Star formation in clumpy, interacting galaxies

Abstract

Galaxy mergers are one of the most important processes in the universe - they are a method of galaxy growth and mass assembly, and also the cause of internal dynamic changes in galaxies including star formation and quenching. In this thesis we examine two populations of interacting galaxies with data from the James Webb and Hubble space telescopes, and two equivalent populations of isolated galaxies, in order to examine the star formation trends, but also the presence of star-forming clumps of material in galactic disks. The analysis on star formation is based on a combination of the results from broadband spectral energy distribution (SED) fitting of imaging data, and Hα emission line maps from 2D slitless grism spectroscopy.
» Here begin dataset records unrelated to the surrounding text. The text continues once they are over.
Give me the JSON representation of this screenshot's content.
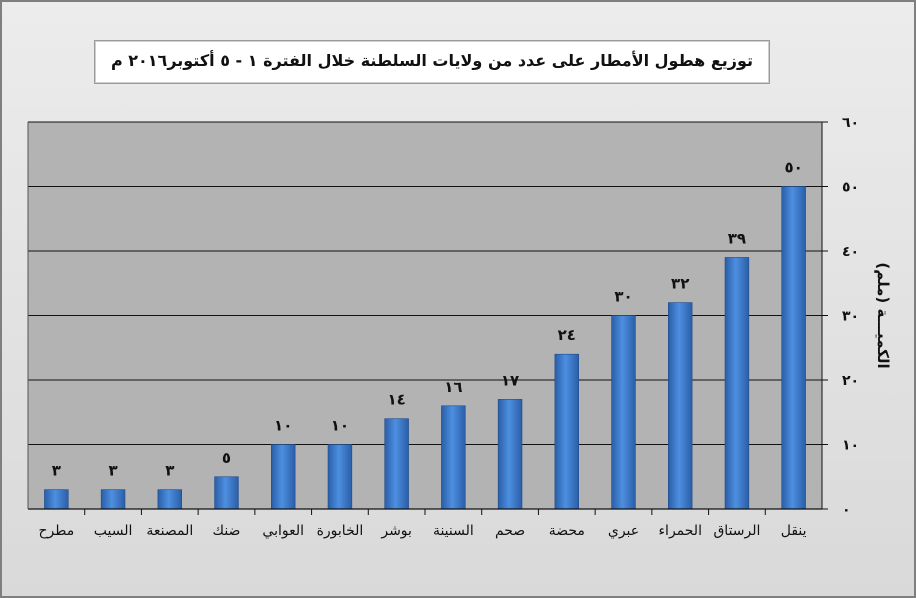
{
  "chart_data": {
    "type": "bar",
    "title": "توزيع هطول الأمطار على عدد من ولايات السلطنة خلال الفترة ١ - ٥ أكتوبر٢٠١٦ م",
    "xlabel": "",
    "ylabel": "الكميـــة (ملم)",
    "ylim": [
      0,
      60
    ],
    "yticks": [
      0,
      10,
      20,
      30,
      40,
      50,
      60
    ],
    "ytick_labels": [
      "٠",
      "١٠",
      "٢٠",
      "٣٠",
      "٤٠",
      "٥٠",
      "٦٠"
    ],
    "y_axis_side": "right",
    "categories": [
      "مطرح",
      "السيب",
      "المصنعة",
      "ضنك",
      "العوابي",
      "الخابورة",
      "بوشر",
      "السنينة",
      "صحم",
      "محضة",
      "عبري",
      "الحمراء",
      "الرستاق",
      "ينقل"
    ],
    "values": [
      3,
      3,
      3,
      5,
      10,
      10,
      14,
      16,
      17,
      24,
      30,
      32,
      39,
      50
    ],
    "value_labels": [
      "٣",
      "٣",
      "٣",
      "٥",
      "١٠",
      "١٠",
      "١٤",
      "١٦",
      "١٧",
      "٢٤",
      "٣٠",
      "٣٢",
      "٣٩",
      "٥٠"
    ],
    "grid": true,
    "bar_color": "#3a78cc",
    "plot_background": "#b3b3b3"
  }
}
We present the development and applications of a ‘clump’ detection algorithm, and examine the clumpiness of all galaxies in both samples. We find that within a narrow mass range (between 109 − 1010M⊙) that interacting galaxies are higher in both star formation rate and number of clumps, supporting common theories that mergers induce star formation, and that they are potentially tied to clump formation. Using emission line maps and the results of spectral energy distribution (SED) fitting, we investigate the clump contributions to galaxy star formation rate (SFR), comparing these results to the literature and use their behaviour to explain overall star formation and clump trends in mergers.